Après vingt-cinq ans d’existence, l’African Growth and Opportunity Act (Agoa), accord commercial phare entre les États-Unis et l’Afrique, prend fin ce 30 septembre 2025. Faute de consensus au Congrès américain, ce cadre de libre-échange qui permettait à une trentaine de pays africains d’exporter plus de 6 000 produits sans droits de douane vers le marché américain disparaît.
Créé en 2000, l’Agoa avait contribué à l’émergence de véritables pôles industriels sur le continent, notamment au Kenya, en Éthiopie et au Lesotho, où le secteur textile a généré des milliers d’emplois. Mais il a aussi montré ses limites : en renforçant parfois la dépendance aux matières premières, il n’a pas toujours favorisé la transformation locale des économies africaines.
La fin de cet accord reflète un désengagement croissant de Washington vis-à-vis de l’Afrique subsaharienne. Ses conséquences risquent d’être lourdes : fermetures d’usines, pertes d’emplois, ralentissement de l’industrialisation et retour en arrière pour des économies déjà fragiles.
Désormais, l’Afrique doit trouver des alternatives. Si la Chine, l’Union européenne, l’Inde ou les BRICS représentent des partenaires potentiels, c’est surtout la Zone de libre-échange continentale africaine (Zlecaf) qui offre une opportunité décisive : celle de bâtir une intégration économique intra-africaine et de réduire la dépendance aux puissances extérieures.
🔎 Le regard de Com d’Afrik
La fin de l’Agoa est un tournant symbolique. Elle révèle non seulement le désintérêt croissant des États-Unis pour l’Afrique, mais aussi la fragilité des stratégies africaines, trop souvent dépendantes de régimes préférentiels.

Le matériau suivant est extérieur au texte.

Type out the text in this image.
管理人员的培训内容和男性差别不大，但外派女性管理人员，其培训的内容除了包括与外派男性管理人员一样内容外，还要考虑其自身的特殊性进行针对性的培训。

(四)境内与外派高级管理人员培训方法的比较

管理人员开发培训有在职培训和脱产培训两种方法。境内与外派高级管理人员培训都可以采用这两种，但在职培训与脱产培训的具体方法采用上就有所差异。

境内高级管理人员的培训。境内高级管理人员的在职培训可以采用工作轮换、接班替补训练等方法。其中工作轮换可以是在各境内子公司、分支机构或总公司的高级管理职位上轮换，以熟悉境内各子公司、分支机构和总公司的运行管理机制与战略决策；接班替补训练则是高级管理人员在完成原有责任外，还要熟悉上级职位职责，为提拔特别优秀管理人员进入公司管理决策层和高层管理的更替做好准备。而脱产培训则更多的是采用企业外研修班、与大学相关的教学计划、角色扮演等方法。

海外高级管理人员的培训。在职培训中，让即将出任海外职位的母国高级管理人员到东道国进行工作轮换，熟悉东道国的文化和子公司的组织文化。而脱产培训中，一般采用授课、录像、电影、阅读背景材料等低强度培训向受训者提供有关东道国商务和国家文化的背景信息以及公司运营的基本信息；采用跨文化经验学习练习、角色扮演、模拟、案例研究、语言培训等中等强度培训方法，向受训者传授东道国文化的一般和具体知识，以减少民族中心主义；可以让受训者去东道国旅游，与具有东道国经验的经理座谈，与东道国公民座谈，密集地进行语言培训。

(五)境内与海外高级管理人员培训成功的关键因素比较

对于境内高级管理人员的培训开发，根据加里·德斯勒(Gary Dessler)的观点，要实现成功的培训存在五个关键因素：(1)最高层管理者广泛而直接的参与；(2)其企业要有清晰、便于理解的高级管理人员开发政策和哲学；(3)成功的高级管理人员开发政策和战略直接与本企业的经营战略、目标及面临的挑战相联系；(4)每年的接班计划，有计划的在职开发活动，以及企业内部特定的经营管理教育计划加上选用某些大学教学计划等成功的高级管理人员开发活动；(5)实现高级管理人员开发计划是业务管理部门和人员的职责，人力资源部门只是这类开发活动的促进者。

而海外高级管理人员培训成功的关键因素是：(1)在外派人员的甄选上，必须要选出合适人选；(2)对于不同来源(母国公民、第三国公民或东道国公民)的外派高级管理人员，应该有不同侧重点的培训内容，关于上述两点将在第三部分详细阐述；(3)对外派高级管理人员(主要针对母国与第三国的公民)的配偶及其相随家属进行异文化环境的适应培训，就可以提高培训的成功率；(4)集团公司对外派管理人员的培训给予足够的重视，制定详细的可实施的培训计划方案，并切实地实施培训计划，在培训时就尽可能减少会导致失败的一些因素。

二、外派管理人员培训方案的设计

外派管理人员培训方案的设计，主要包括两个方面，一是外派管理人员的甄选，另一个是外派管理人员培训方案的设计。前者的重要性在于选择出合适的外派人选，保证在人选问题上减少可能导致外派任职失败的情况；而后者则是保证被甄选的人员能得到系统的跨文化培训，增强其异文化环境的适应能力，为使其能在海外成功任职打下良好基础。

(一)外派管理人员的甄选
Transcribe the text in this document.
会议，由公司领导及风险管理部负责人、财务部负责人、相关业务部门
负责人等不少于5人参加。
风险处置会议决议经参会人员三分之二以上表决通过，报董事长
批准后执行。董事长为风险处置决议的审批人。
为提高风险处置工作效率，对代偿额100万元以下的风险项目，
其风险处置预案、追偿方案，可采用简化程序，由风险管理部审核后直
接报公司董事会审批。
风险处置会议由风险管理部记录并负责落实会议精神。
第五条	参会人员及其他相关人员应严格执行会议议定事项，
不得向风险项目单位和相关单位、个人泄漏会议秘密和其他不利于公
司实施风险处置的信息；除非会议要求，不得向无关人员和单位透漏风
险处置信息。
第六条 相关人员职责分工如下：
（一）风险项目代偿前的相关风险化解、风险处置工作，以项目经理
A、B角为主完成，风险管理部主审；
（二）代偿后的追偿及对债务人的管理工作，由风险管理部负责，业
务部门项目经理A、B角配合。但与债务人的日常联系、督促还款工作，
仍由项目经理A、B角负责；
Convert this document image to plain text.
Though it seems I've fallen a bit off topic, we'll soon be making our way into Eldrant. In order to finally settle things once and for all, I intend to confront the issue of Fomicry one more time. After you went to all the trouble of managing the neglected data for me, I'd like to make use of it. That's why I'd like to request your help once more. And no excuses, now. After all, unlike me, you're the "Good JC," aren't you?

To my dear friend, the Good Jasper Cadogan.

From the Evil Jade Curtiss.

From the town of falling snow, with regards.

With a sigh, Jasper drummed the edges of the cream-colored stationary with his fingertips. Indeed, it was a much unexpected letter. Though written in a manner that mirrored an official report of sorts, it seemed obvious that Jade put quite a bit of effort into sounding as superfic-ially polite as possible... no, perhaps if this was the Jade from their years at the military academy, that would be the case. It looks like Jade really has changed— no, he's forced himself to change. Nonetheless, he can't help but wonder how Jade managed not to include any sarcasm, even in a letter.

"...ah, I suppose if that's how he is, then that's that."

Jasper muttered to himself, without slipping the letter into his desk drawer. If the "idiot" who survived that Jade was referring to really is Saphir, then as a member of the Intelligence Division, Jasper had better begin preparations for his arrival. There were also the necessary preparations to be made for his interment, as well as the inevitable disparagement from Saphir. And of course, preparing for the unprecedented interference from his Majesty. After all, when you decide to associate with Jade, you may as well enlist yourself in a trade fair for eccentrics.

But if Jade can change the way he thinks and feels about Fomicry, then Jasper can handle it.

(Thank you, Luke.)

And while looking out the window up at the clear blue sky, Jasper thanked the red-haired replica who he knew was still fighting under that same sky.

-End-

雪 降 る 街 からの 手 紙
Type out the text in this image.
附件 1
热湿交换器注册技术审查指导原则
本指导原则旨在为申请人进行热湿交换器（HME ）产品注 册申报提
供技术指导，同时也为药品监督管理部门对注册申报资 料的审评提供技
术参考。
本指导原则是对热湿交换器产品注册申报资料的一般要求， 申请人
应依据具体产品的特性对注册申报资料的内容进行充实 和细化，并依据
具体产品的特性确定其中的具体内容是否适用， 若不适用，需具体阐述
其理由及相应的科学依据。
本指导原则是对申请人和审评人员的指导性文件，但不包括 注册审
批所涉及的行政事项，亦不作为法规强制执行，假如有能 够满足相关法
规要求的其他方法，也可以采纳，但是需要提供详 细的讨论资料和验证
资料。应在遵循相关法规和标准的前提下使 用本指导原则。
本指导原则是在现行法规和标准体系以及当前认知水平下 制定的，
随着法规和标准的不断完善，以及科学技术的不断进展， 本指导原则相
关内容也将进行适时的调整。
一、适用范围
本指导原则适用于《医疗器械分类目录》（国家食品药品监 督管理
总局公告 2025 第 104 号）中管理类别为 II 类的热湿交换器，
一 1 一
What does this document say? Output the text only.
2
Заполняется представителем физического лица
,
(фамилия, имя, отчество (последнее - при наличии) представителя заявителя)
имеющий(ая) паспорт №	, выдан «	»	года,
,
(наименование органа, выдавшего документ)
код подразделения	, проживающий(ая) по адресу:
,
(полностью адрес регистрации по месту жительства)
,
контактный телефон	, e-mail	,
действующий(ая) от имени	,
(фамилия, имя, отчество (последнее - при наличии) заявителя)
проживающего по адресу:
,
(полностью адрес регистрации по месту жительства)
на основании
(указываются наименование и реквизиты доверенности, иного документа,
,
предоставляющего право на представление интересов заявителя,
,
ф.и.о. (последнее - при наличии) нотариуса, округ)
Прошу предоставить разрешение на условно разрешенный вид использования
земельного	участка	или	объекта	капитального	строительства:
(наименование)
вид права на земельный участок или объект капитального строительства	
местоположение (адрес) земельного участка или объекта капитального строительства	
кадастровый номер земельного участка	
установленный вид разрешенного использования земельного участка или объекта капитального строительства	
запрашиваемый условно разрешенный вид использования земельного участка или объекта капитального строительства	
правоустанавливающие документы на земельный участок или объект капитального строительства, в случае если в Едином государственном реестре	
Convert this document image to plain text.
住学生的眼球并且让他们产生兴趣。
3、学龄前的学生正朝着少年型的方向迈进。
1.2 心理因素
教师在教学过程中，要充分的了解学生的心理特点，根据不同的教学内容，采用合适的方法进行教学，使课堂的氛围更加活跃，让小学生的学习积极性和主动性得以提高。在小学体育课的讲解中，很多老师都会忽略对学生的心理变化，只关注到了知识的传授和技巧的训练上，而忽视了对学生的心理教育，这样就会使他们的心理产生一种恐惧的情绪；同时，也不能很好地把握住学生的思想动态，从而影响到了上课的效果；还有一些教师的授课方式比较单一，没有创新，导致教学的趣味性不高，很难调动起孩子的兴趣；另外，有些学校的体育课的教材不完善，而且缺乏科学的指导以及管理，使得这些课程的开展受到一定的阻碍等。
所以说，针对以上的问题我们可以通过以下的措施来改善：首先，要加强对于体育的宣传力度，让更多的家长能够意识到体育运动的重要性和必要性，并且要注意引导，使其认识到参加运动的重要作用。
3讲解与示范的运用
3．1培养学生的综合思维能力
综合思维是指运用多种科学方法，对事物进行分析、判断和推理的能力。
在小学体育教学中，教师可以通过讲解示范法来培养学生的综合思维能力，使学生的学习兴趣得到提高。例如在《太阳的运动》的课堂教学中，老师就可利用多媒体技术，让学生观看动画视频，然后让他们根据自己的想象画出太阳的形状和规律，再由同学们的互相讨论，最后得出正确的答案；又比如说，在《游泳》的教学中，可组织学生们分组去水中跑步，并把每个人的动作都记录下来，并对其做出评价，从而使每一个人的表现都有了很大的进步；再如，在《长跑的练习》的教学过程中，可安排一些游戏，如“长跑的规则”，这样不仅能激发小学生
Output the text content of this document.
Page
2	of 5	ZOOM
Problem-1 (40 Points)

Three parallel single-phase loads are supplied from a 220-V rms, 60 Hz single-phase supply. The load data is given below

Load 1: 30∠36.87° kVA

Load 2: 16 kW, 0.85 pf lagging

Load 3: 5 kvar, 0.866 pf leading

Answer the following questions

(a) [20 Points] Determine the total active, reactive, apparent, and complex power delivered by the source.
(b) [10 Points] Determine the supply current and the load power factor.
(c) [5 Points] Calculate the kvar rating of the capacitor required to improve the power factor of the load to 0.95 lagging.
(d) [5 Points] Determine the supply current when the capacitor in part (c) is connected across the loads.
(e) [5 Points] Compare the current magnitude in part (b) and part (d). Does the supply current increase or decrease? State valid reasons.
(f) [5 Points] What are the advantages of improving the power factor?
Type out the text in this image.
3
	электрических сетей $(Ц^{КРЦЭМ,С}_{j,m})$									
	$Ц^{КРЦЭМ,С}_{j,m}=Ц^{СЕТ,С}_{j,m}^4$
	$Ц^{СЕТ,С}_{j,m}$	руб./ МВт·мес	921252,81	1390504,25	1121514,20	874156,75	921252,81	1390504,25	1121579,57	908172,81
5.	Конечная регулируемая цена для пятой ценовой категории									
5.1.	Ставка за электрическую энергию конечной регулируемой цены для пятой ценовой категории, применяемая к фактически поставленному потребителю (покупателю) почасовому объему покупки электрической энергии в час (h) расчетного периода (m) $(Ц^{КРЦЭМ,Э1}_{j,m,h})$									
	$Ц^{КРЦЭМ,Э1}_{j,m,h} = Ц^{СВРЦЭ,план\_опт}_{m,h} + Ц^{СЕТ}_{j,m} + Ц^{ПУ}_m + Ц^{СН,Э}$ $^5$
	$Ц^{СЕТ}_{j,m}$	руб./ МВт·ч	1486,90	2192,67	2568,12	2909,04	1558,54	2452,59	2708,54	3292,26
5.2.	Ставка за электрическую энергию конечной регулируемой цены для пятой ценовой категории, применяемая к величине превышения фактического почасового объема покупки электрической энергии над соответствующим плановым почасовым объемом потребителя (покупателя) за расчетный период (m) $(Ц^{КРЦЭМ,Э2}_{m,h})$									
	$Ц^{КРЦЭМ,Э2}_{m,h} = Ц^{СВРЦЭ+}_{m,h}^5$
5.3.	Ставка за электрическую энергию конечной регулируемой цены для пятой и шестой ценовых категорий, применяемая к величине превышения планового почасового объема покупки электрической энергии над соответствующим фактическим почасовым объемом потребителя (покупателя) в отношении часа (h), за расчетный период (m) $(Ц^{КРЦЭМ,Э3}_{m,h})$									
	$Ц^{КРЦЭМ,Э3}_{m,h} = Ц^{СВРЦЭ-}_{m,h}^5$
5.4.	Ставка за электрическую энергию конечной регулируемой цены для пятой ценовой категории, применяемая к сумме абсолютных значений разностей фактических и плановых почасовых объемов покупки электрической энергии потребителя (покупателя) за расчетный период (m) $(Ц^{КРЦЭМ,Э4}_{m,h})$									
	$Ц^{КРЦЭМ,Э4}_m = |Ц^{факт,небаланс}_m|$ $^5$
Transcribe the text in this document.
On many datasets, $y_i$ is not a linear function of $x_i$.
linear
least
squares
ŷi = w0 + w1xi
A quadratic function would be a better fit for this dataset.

Ce vide crée une urgence : soit le continent s’organise pour amortir le choc, soit il risque de perdre une décennie d’efforts d’industrialisation.
Cette rupture doit être perçue comme une occasion historique. L’Afrique a désormais l’opportunité de miser sur la Zlecaf pour bâtir ses propres chaînes de valeur, développer une industrie compétitive et renforcer sa souveraineté économique. En somme, il s’agit moins d’un “coup dur” que d’un test de maturité : celui de prendre en main son destin économique, sans attendre les choix stratégiques des puissances étrangères.